Miss Bienstock seemed to hesitate. Then she stepped around the desk, bent down, and whispered something in Mr. Bern’s ear. My heart lurched. I thought I had heard my name. Mr. Bern’s glance came up. His eyes told me I had indeed heard my name. Mr. Bern’s eyes narrowed. He nodded.

“Good thinking,” he said to Miss Bienstock.

She straightened up. Now they both were staring at me. I might have been a gobbler in a pen of turkeys into which a husband and wife were staring, trying to decide which one to choose for their Thanksgiving table.

“Benny,” Mr. Bern said.

“Yes, sir?”

“I want you to do something.”

“Yes, sir?”

Mr. Bern was writing in longhand on one of the firm’s letterheads. I knew at once something unusual was in the wind. Mr. Bern enjoyed the process of dictating. I had the feeling he felt it was one of the appurtenances of success. There was, however, one office activity that Mr. Bern insisted on performing in longhand: sending out the monthly bills to the firm’s clients. It seemed odd, because the fees were fixed and the list of clients was neatly indexed in a loose-leaf notebook on Miss Bienstock’s desk. All she had to do was run the bills through her typewriter, and Mr. Bern would have been spared an onerous chore. Except that I don’t think he found it onerous. I think he found in it what I imagine I would have found: a small, repeated ritual, in the very discomfort of performing which was contained the repeated reminder that for him the world had changed.

East Fifth Street boys, like Fourth Street boys, spent their early lives on the receiving end of bills. Or rather their parents did. From the landlord, from the gas company, from the coal merchant. What a secret thrill it must have been to Ira Bern to be reminded that now he was on the sending end!

I think it was the pleasure he took in this reminder that had dictated the choice of the instrument he used. It was a memorable tool.
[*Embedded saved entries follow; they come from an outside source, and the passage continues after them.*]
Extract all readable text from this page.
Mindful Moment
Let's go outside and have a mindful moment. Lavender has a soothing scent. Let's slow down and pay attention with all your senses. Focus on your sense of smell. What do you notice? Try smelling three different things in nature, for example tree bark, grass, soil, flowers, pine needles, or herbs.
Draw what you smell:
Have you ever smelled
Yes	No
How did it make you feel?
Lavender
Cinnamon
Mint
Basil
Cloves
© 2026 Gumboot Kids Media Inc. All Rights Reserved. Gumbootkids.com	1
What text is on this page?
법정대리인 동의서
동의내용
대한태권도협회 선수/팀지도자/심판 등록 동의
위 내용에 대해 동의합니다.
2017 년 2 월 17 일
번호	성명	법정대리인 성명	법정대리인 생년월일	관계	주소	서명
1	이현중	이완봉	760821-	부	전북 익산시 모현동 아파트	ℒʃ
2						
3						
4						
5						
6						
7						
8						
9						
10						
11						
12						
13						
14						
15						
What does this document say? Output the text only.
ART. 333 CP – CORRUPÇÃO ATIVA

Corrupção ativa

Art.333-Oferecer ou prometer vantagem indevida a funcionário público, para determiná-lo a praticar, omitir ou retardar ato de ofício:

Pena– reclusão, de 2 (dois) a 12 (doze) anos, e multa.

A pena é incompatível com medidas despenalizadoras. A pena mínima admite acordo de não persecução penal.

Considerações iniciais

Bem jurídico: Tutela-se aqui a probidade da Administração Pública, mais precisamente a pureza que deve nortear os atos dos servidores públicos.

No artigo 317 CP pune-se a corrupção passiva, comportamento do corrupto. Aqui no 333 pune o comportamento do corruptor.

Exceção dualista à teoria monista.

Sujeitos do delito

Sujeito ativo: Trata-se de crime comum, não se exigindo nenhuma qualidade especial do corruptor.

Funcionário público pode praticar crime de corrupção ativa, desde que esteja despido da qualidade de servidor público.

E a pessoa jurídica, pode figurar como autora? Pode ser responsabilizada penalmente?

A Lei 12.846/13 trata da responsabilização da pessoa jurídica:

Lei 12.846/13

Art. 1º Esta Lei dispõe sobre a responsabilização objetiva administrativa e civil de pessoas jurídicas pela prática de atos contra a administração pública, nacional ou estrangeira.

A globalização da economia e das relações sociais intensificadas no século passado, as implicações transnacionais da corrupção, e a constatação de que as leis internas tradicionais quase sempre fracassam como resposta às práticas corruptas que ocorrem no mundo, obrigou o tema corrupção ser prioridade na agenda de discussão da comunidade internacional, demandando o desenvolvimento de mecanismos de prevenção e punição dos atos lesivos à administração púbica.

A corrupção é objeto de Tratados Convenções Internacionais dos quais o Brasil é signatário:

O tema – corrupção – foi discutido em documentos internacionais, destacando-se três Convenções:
By 1930 the fountain pen had already become a fairly sophisticated implement available to almost everybody. Even I owned a slender salmon-colored Parker, my father’s bar mitzvah present, with at the top a plunger for filling. Mr. Bern, however, used what even in 1930 must have been a museum piece. A very old Waterman, as long and as thick around as a banana. To fill it he needed help, which it was one of my duties to provide.

While I held the pen upright on his desk, writing end toward ceiling, Mr. Bern would unscrew the section that contained the gold penpoint. What remained was an enormous black tube or barrel. Into this he would empty an entire bottle of Waterman’s blue-black, and screw the point back into place. When filled, this implement was not much lighter in weight than a sculptor’s chisel. Yet on the first of every month Mr. Bern, happily hunched over his desk, would shove this writing tool back and forth for three or four hours at a time without pausing for rest.